A peripheral ring of subcapsular enhancement can be observed due to collateral flow through the capsular vessels.
This pattern is almost always identified in the setting of acute cortical necrosis.
Acute cortical necrosis: Fig. 27
- Ischemic necrosis of the renal cortex.
Sparing renal medulla.
- The process is diffuse and bilateral in most cases.
- Etiology: prolonged systemic hypotension (obstetric complications,
sepsis),
post-transfusional reactions,
haemolytic uraemic syndrome,
transplant rejection,
severe dehydration.
- There will be cortex atrophies ⇒ cortical nephrocalcinosis.

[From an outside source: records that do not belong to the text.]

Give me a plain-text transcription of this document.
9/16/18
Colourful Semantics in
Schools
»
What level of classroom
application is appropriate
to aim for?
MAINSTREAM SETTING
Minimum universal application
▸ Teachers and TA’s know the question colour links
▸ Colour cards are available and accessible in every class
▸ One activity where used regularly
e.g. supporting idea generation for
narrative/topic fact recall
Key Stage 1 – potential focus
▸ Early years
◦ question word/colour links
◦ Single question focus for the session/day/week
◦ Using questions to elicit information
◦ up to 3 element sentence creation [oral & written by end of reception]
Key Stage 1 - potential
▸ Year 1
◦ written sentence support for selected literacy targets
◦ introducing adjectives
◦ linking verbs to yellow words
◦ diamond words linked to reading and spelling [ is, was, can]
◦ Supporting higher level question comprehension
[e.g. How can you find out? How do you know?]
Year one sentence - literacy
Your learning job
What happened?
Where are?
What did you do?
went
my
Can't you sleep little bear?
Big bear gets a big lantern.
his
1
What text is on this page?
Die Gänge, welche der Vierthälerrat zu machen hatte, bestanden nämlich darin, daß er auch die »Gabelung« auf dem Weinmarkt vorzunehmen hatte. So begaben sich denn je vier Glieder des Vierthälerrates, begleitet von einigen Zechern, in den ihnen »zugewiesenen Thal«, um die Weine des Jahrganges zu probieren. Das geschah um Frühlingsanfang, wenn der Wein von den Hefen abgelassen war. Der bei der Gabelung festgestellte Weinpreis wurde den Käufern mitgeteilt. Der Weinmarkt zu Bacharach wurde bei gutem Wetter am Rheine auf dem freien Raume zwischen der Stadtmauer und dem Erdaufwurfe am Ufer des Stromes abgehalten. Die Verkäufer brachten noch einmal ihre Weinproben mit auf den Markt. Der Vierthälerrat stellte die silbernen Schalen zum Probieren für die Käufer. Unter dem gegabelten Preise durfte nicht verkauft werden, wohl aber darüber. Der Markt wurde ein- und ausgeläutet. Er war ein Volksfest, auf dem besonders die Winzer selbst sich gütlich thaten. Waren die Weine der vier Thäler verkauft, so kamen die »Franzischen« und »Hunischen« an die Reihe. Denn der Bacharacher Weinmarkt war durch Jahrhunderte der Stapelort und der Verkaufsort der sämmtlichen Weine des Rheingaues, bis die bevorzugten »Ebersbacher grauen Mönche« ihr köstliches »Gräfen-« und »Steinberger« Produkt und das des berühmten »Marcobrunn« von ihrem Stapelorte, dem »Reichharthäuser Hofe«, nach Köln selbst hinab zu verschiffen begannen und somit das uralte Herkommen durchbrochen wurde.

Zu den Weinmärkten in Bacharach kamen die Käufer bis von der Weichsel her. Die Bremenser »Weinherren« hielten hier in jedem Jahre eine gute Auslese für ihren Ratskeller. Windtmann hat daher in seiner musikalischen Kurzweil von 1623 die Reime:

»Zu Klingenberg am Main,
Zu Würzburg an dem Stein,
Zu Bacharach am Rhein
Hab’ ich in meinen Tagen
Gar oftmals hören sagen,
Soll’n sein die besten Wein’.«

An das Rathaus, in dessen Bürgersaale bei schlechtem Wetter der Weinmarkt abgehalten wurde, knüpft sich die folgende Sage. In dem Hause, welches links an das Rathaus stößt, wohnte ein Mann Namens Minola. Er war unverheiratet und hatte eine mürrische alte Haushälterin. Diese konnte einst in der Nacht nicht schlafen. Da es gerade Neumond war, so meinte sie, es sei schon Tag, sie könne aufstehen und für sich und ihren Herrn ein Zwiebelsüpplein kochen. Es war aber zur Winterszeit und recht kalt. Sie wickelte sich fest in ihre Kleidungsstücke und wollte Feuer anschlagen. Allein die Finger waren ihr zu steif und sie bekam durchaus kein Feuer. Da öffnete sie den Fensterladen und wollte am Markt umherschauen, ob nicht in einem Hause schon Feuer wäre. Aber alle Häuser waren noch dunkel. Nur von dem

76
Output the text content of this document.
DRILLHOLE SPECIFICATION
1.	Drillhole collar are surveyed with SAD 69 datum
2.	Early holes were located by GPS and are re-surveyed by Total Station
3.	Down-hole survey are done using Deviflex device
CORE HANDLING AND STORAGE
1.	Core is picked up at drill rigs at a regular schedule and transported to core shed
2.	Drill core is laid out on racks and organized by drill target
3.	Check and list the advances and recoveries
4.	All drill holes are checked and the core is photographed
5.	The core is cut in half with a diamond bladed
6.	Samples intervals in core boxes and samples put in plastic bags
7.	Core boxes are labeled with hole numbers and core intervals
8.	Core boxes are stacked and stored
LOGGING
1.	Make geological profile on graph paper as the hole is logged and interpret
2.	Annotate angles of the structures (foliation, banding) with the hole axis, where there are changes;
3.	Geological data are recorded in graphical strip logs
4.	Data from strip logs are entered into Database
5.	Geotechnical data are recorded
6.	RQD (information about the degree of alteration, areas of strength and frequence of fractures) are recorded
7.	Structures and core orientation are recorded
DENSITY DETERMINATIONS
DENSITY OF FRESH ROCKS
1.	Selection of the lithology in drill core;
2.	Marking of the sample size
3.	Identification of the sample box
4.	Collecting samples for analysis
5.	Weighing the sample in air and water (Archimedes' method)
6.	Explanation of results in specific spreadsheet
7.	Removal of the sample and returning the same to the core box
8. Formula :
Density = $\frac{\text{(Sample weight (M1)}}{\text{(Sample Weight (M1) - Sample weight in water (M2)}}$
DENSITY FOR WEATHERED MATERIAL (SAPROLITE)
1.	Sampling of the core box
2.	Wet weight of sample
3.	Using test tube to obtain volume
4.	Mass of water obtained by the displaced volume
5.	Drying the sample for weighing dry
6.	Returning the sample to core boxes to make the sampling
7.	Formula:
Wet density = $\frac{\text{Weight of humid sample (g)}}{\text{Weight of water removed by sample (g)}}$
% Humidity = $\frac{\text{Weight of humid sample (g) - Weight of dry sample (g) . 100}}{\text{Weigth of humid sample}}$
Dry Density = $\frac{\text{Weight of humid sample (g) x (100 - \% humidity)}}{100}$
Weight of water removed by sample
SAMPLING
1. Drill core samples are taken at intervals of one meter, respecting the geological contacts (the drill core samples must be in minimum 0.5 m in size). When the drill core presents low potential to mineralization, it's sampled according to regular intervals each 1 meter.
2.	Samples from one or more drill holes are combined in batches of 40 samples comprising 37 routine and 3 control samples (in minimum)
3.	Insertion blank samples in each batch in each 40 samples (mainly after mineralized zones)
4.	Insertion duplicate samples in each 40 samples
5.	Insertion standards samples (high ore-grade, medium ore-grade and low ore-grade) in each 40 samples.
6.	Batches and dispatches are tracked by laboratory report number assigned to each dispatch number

Fig. 27: Enhanced CT image shows inverted rim nephrogram in a patient with acute cortical necrosis due to post transfusion syndrome.
References: Department of Radiology, Hospital Universitario de Donostia. San Sebastián.
STRIATED NEPHROGRAM
The normal homogenous nephrographic pattern is replaced by alternating bands of high and low attenuation.
Fig. 28
These bands have a radial arrangement similar to the collecting ducts and extend from the renal capsule to the papilla.
The low attenuation bands may be due to collecting tubules that do not contain contrast or edema between the nephrons.
High attenuation bands may be due to normal attenuation of the parenchyma or hyperatenuation due to tubular obstruction (due to pus in pyelonephritis,
proteinuria,
myoglobulinuria) that causes increased water absorption with increased contrast concentration in the collecting tubules.
The most frequent etiology is pyelonephritis.
It also occurs in renal contusion,
hypotension,
autosomal recessive polycystic kidney disease,
urinary obstruction and renal vein thrombosis.
Fig. 28: Enhanced CT images show bilateral striated nephrogram secondary to acute pyelonephritis. There are alternating bands of enhanced and nonenhanced renal parenchyma.
References: Department of Radiology, Hospital Universitario de Donostia. San Sebastián.
Emphysematous pyelonephritis
-Kidney infection with gas formation within or around the kidneys.
-High mortality
-More common in immunocompromised individuals or diabetes mellitus.
-CT: Fig. 29
- Best diagnostic modality.
- Striated nephrogram with gas or bubbles.
- Necrotic areas / abscesses.
- Fluid collections with gas-fluid levels.
Fig. 29: Contrast-enhanced CT images shows a striated nephrogram due to the presence of interstitial gas (arrowheads) in the right renal parenchyma. Renal hypocaptation foci of patchy distribution and perirenal gas (arrows) are shown. Radiological findings suggestive of emphysematous pyelonephritis.
References: Department of Radiology, Hospital Universitario de Donostia. San Sebastián.